In looking at your room diagram, I was wondering if you notice any sort of channel dominance or time alignment/phase issues being made from the right wall: I think the bathroom is along that wall. I ask because of how close and oddly comprised that wall, and area are verses the left side (from couch position). I would think you would be hearing or experiencing some different characteristics from the right verses left channel. I have a slightly similar issue in my listening space, only drastically more profound.

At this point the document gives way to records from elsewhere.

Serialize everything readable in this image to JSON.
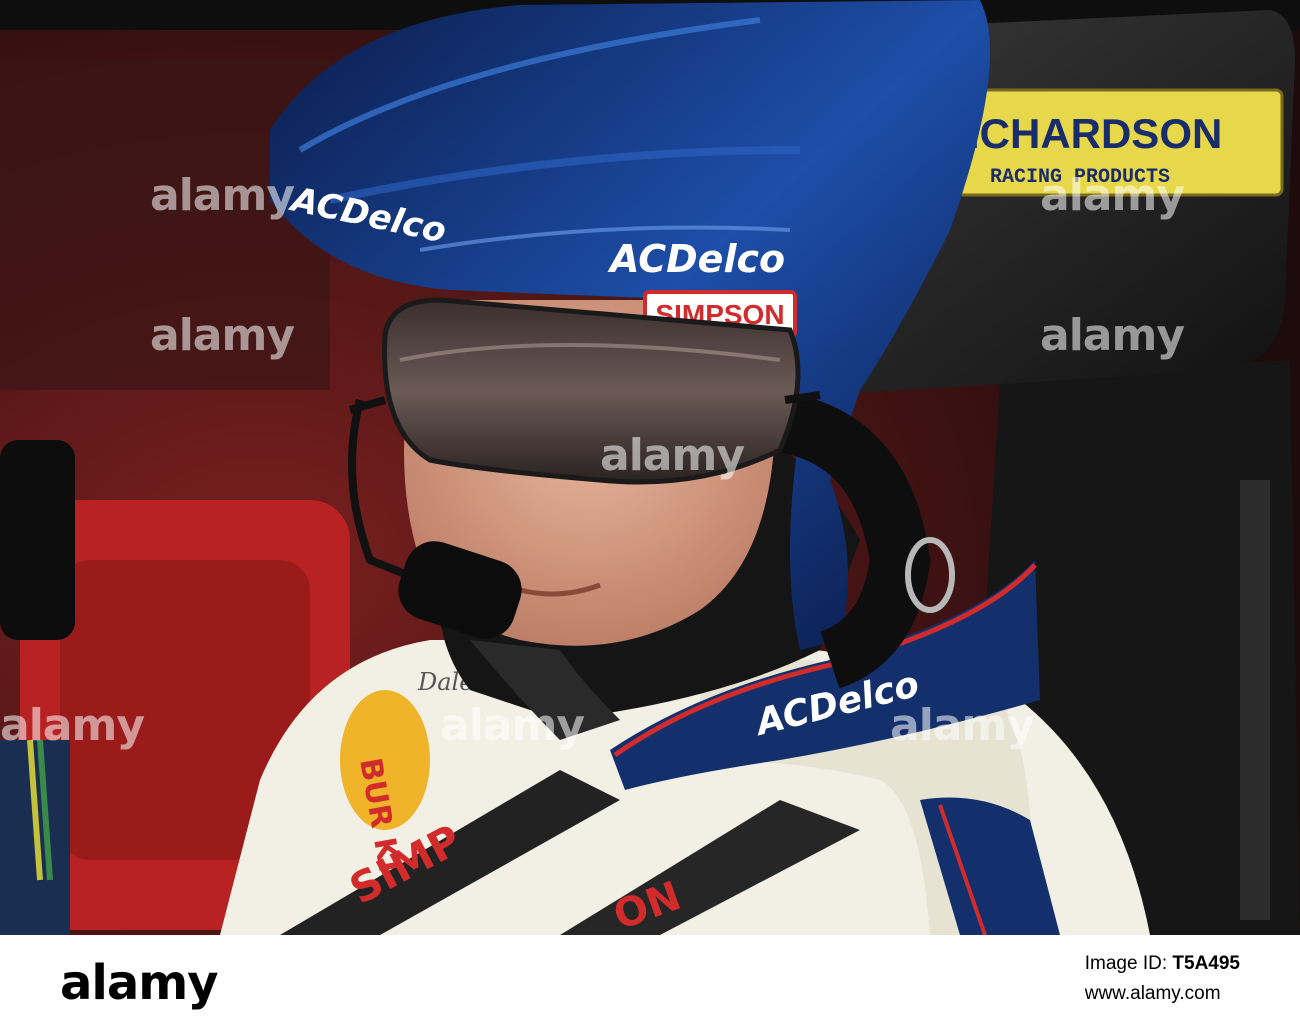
{
  "photo": {
    "helmet_text": [
      "ACDelco",
      "ACDelco"
    ],
    "goggle_brand": "SIMPSON",
    "headrest_title": "RICHARDSON",
    "headrest_subtitle": "RACING PRODUCTS",
    "collar_text": "ACDelco",
    "suit_text": [
      "BUR KI",
      "SIMP",
      "ON",
      "Dale"
    ],
    "watermark": "alamy"
  },
  "footer": {
    "logo": "alamy",
    "image_id_label": "Image ID: ",
    "image_id": "T5A495",
    "site": "www.alamy.com"
  },
  "colors": {
    "helmet_blue": "#0f2a6e",
    "badge_yellow": "#e6d84a",
    "simpson_red": "#d22b2b",
    "suit_white": "#f2f0e4"
  }
}
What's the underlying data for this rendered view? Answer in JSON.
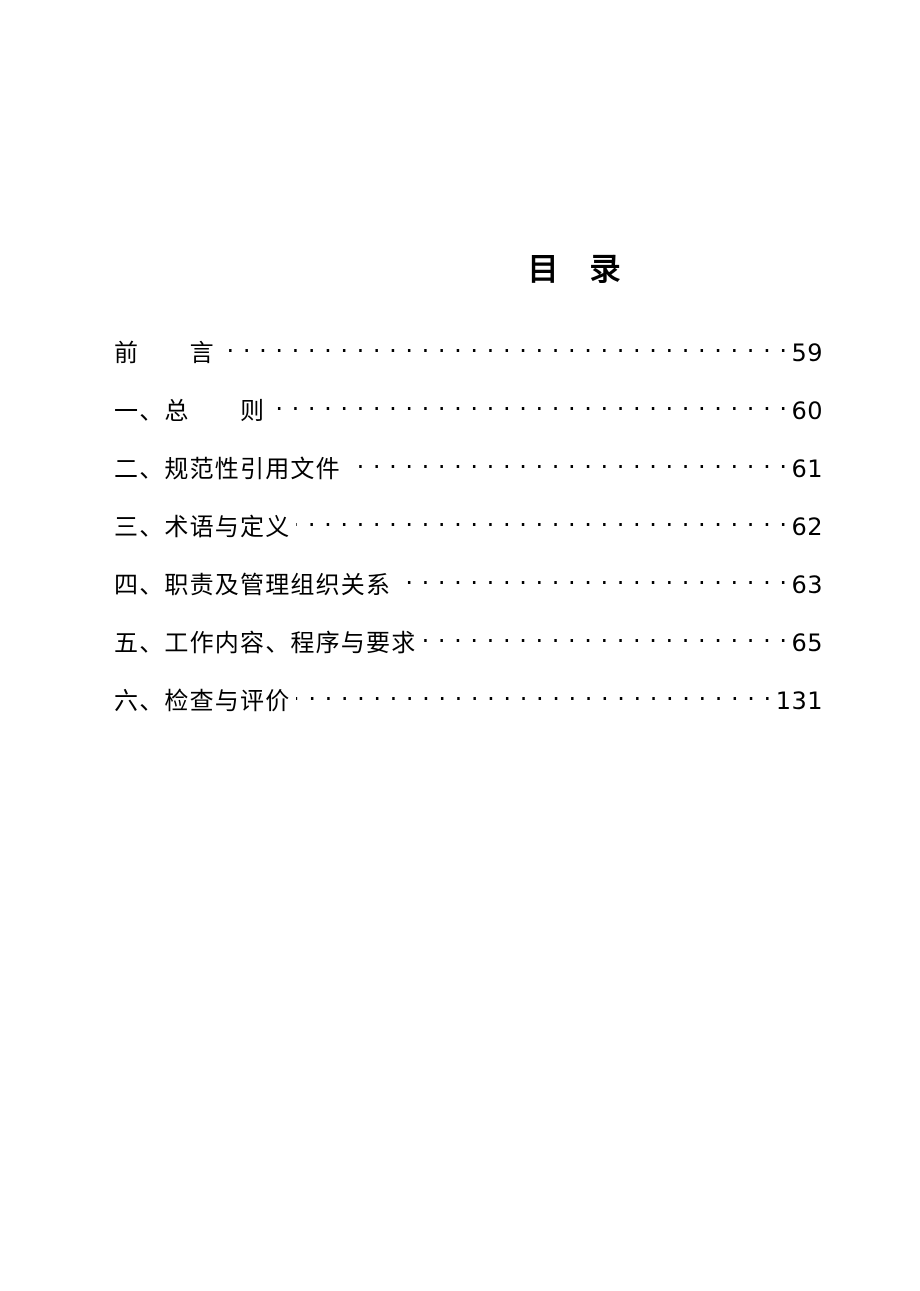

One test I did to measure and see how dramatic the difference was, I played a simple instrument tone from violin or any stringed instrument. I disconnected one channel/speaker and documented sound qualities, characteristics, feeling, essence, issues. Then swapped and did same with other speaker only, and did same process. It was amazing how different the sound was coming from each speaker because of the asymmetrical distance to walls. Granted to be noted this would change again when both were playing (phase, cancellation, other time delays, smearing, etc) but this gave me a very accurate and dramatic test to at least find ways to contend with my one odd wall due to distance from speaker to it, verses the other and it's vastly more open air.
I would wonder if going dramatic with this test, and then use all the panels along that bathroom wall to just hear if and what difference there was to just know/have as reference.
I think your and other members thoughts on the ceiling are spot on!
Behind the speakers I want to remember would help with focus and again, smearing/blending.
Best of luck. Any room acoustic improvements produce vastly greater impact on your listening experiences than anything.